Working stiffs lucky enough to have insurance through their employers pay ever-increasing premiums, larger co-pays and deductibles and often don’t know what their policies actually cover in the event of illness. But many Americans can no longer count on getting health insurance through their employers because the cost is prohibitive.

The largest health insurance companies made more than $12 billion in profits last year.  The compensation of their CEOs often topped $10 million a year. The boss of Centene Corp. led the pack at $21 million, and the head of UnitedHealth Group made $17 million.

Those insurance company profits do nothing to improve your health care. They do not make your doctors better or buy new equipment for hospitals. But all that money could be used to help subsidize a national health care system.

Those opposed to universal health coverage like to claim that if the government ever takes over, “death panels” will decide who gets treated and who does not.

Well, those panels exist right now. They’re employed by health insurance companies. They get to call the shots on whether your treatment is going to be paid for, how long you can stay in a hospital and the length of rehabilitation once you are home.

They can even decide what hospitals they will include in their plans and which ones they will not, limiting your family’s access to the best health care in a crisis.

President Donald Trump’s administration called Sanders’ plan for single-payer health care a “horrible idea,” although the president has yet to propose any plan of his own for shoring up Obamacare (which he has called “a disaster”).

Sanders often refers to his idea as Medicare for all. But Sanders’ new plan seeks improvements to Medicare so supplemental plans, often purchased by seniors, would no longer be needed. In its first year it would expand coverage for older people to dental care, vision care and hearing aids, essential for older people.

The single-payer plan Sanders proposes would go into effect over a four-year period and cover everyone, beginning with people under the age of 18 in the first year.

I can understand the concerns of people worried about government incompetence and waste. But this nation already spends more per person on health care than any other country in the world for a health care system that often has worse outcomes and does not cover everyone.

Republicans had claimed for decades that they could easily fix what was wrong with the existing private health insurance system. But since gaining control of the House, Senate and White House it is apparent that was pure baloney designed to appease the masses. They have no plan.

The call for national health care coverage dates back to the days of Theodore Roosevelt.

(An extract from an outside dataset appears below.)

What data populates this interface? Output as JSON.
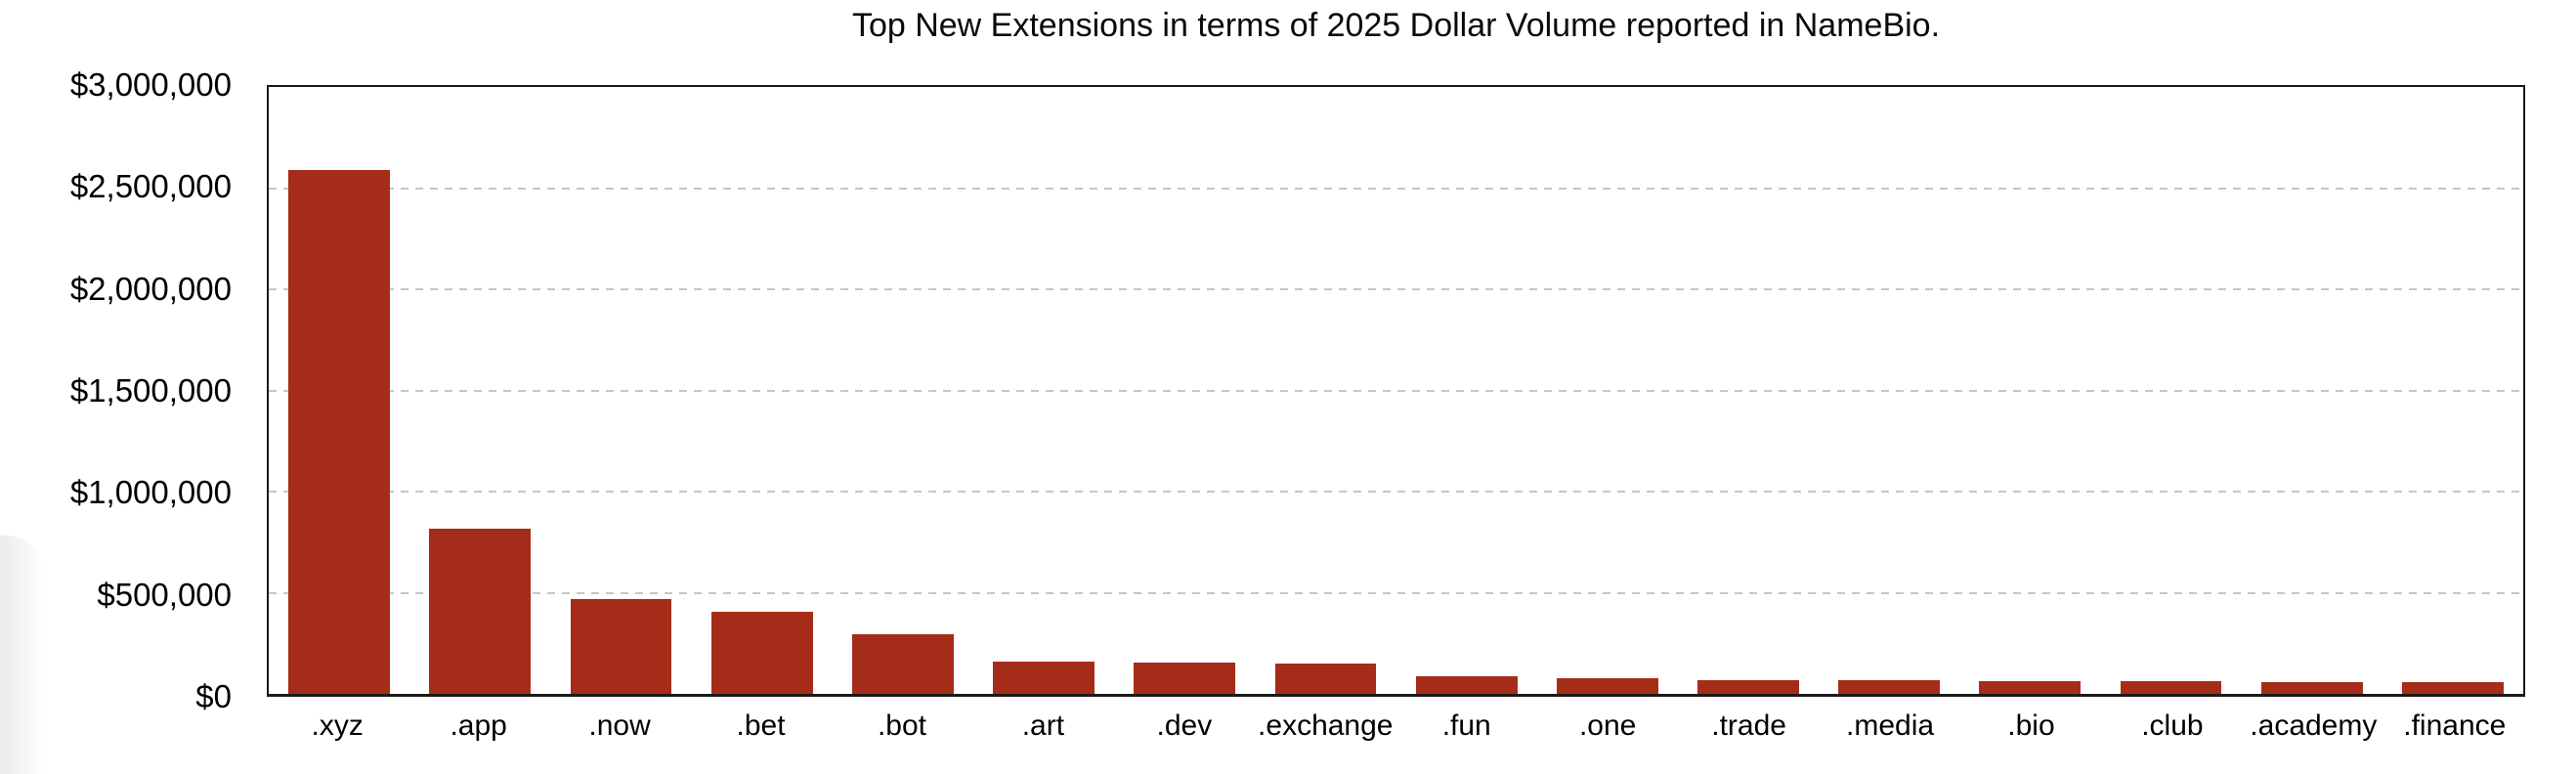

It isn’t going to happen without massive public support. The forces opposed have money and political clout and have undermined every effort to pass national health care in the past.

Obamacare was a flawed compromise. But it made health insurance companies provide coverage for people with pre-existing conditions. Remember, they didn’t want to insure people who were really sick, and the people now opposed to national health care did nothing about it.